Do the maths

Just before I went to university and then again a couple of years afterwards, I did some maths tutoring. I can tell you quite easily what was at the root of my pupils' need for tutoring and that was a fear of numbers. For example, one girl I taught could easily tell you how much change she should get from a pound if she bought a bar of chocolate but would look at me wide-eyed and panicky if I asked her what 100 takeaway 30 was. 

Once I had children of my own, I was adamant that I would ensure that they were comfortable with numbers from an early age, so that mathematics would never be a cause of concern for them. To some extent, I was successful but only until they started school. Once they were doing maths lessons I found to my dismay that I couldn't help. This wasn't because the maths itself was difficult but because I simply couldn't understand the way the subject was being taught. Even simple arithmetic was shrouded in impenetrable methodology.

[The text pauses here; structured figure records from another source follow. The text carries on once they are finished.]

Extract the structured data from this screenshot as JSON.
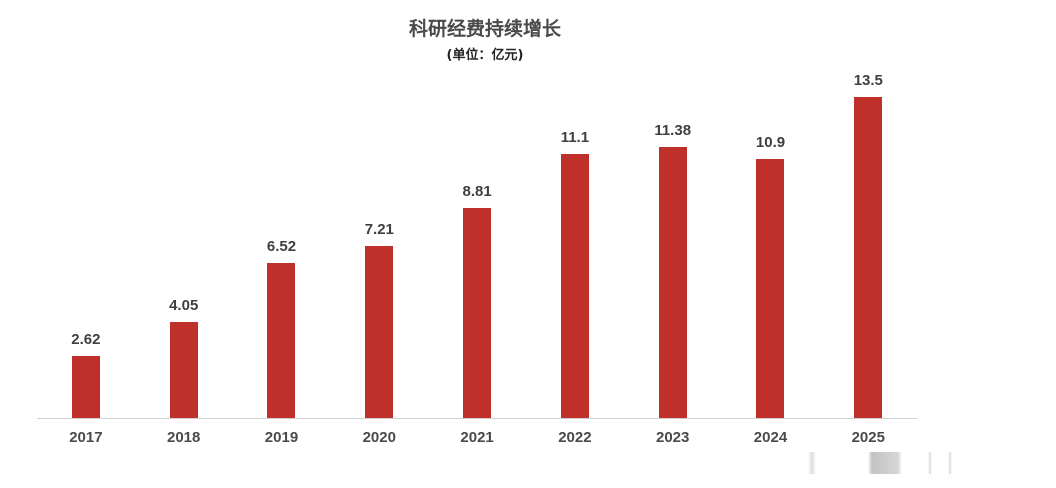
{
  "header": {
    "title": "科研经费持续增长",
    "subtitle": "(单位：亿元)"
  },
  "chart_data": {
    "type": "bar",
    "title": "科研经费持续增长",
    "subtitle": "(单位：亿元)",
    "xlabel": "",
    "ylabel": "亿元",
    "categories": [
      "2017",
      "2018",
      "2019",
      "2020",
      "2021",
      "2022",
      "2023",
      "2024",
      "2025"
    ],
    "values": [
      2.62,
      4.05,
      6.52,
      7.21,
      8.81,
      11.1,
      11.38,
      10.9,
      13.5
    ],
    "value_labels": [
      "2.62",
      "4.05",
      "6.52",
      "7.21",
      "8.81",
      "11.1",
      "11.38",
      "10.9",
      "13.5"
    ],
    "ylim": [
      0,
      14
    ],
    "grid": false,
    "legend": null,
    "bar_color": "#c0302a"
  }
}
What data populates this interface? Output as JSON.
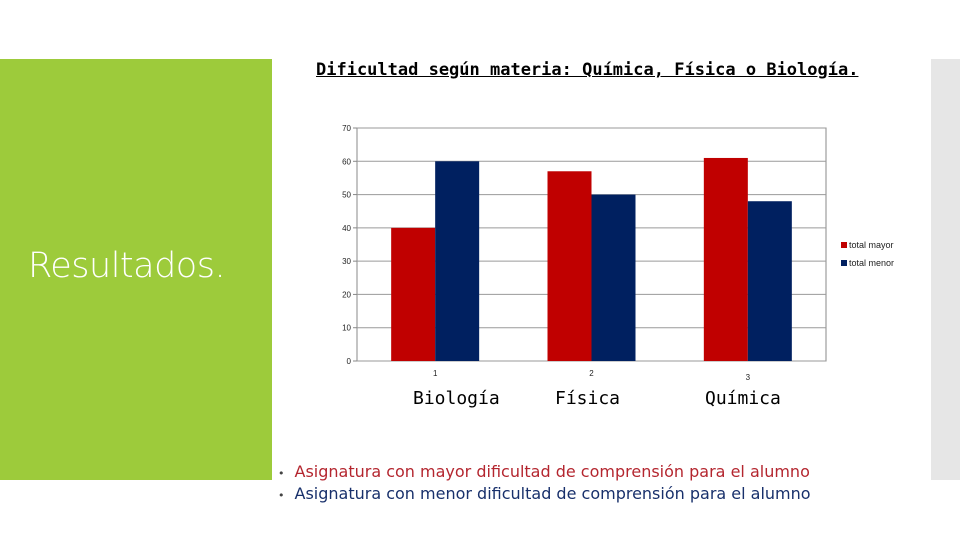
{
  "slide": {
    "side_title": "Resultados.",
    "colors": {
      "panel": "#9dcb3b",
      "strip": "#e6e6e6"
    }
  },
  "chart_data": {
    "type": "bar",
    "title": "Dificultad según materia: Química, Física o Biología.",
    "categories": [
      "1",
      "2",
      "3"
    ],
    "category_names": [
      "Biología",
      "Física",
      "Química"
    ],
    "series": [
      {
        "name": "total mayor",
        "color": "#c00000",
        "values": [
          40,
          57,
          61
        ]
      },
      {
        "name": "total menor",
        "color": "#002060",
        "values": [
          60,
          50,
          48
        ]
      }
    ],
    "ylim": [
      0,
      70
    ],
    "yticks": [
      0,
      10,
      20,
      30,
      40,
      50,
      60,
      70
    ],
    "grid": true,
    "legend": "right"
  },
  "bullets": [
    "Asignatura con mayor dificultad de comprensión para el alumno",
    "Asignatura con menor dificultad de comprensión para el alumno"
  ]
}
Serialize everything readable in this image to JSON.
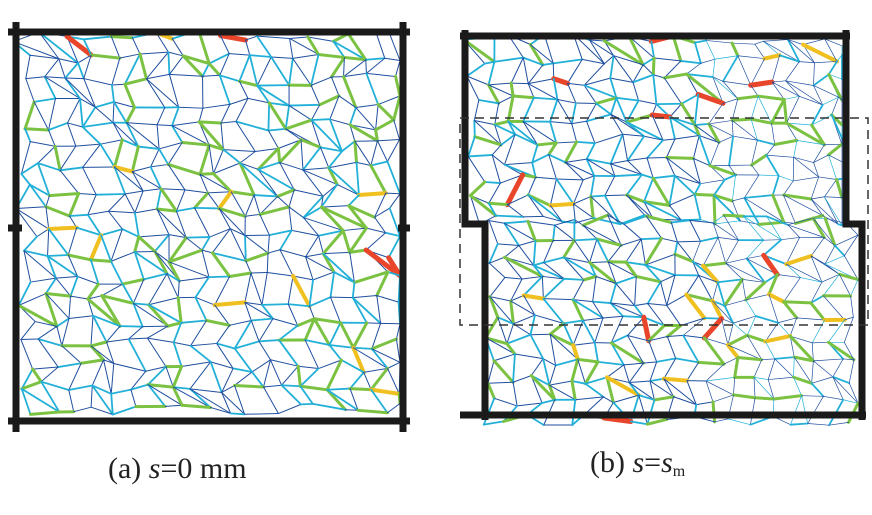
{
  "colors": {
    "frame": "#1a1a1a",
    "weak": "#1f4fa0",
    "mid": "#22b0d8",
    "strong": "#7cc242",
    "stronger": "#f0c020",
    "peak": "#e8452a"
  },
  "panels": [
    {
      "label": "(a)",
      "var": "s",
      "eq": "=0 mm",
      "sub": ""
    },
    {
      "label": "(b)",
      "var": "s",
      "eq": "=",
      "var2": "s",
      "sub": "m"
    }
  ]
}
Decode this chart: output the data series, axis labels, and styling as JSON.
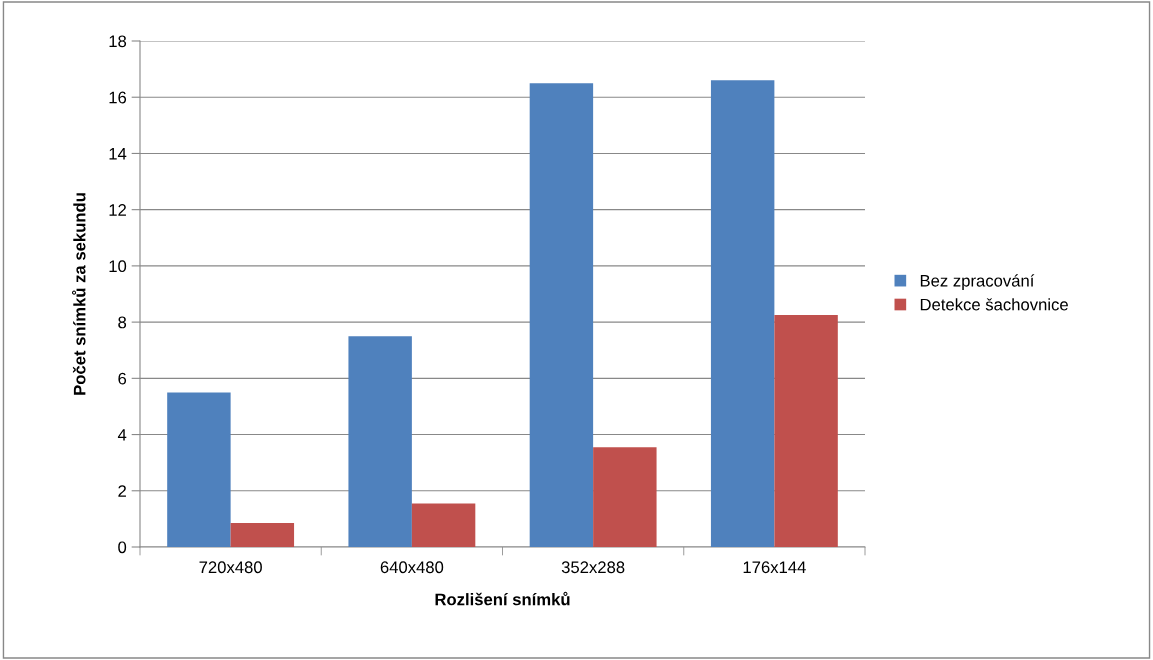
{
  "chart_data": {
    "type": "bar",
    "xlabel": "Rozlišení snímků",
    "ylabel": "Počet snímků za sekundu",
    "categories": [
      "720x480",
      "640x480",
      "352x288",
      "176x144"
    ],
    "series": [
      {
        "name": "Bez zpracování",
        "color": "#4f81bd",
        "values": [
          5.5,
          7.5,
          16.5,
          16.6
        ]
      },
      {
        "name": "Detekce šachovnice",
        "color": "#c0504d",
        "values": [
          0.85,
          1.55,
          3.55,
          8.25
        ]
      }
    ],
    "ylim": [
      0,
      18
    ],
    "yticks": [
      0,
      2,
      4,
      6,
      8,
      10,
      12,
      14,
      16,
      18
    ],
    "grid": "y",
    "legend": "right"
  }
}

And what was worse was that often I suspected that the person teaching it didn't really understand the method and so consequently the children would have been sent home with inadequate explanations of what they needed to do. Thus, while I could tell them the answer to a problem, I couldn't for the life of me show the working in the way that it was required. 

And so it has been this week, with Abi sent home with a sheet to complete but literally no idea what she's supposed to do. It's all to do with fractions. I like fractions! And whilst I suspected that I was unlikely to instil a similar affection in her over the course of one set of homework, I hoped to set her off down the same road. 

So, we went back to basics, taking a drawing of a cake and dividing it into quarters and eighths, and thereby seeing that a quarter is the same as two eighths and, from there, how one could add a quarter to an eighth without any need for hyperventilation. That method was less use when we got to adding a fifth to a quarter but the basics were now in place.

I think it's a terrible shame that some children come away from school scared of - and scarred by - maths. And I think it's criminal that so few come away being excited by maths. (I have a similar rant along the lines of 'How can anyone manage to make physics boring?!') There is some serious but perhaps esoteric beauty to be found in the world of numbers in the same way that there is more magic and cause for dumbfoundedness in the world of physics than there is in any Harry Potter book or religious text. In fact, there is so much to marvel at in this world that I despair when I talk to small children stuck doing projects on the Tudors and not, for example, on the Apollo missions. There's something to get excited about! In fact, there are so many things to get excited about. And maths can be one of them.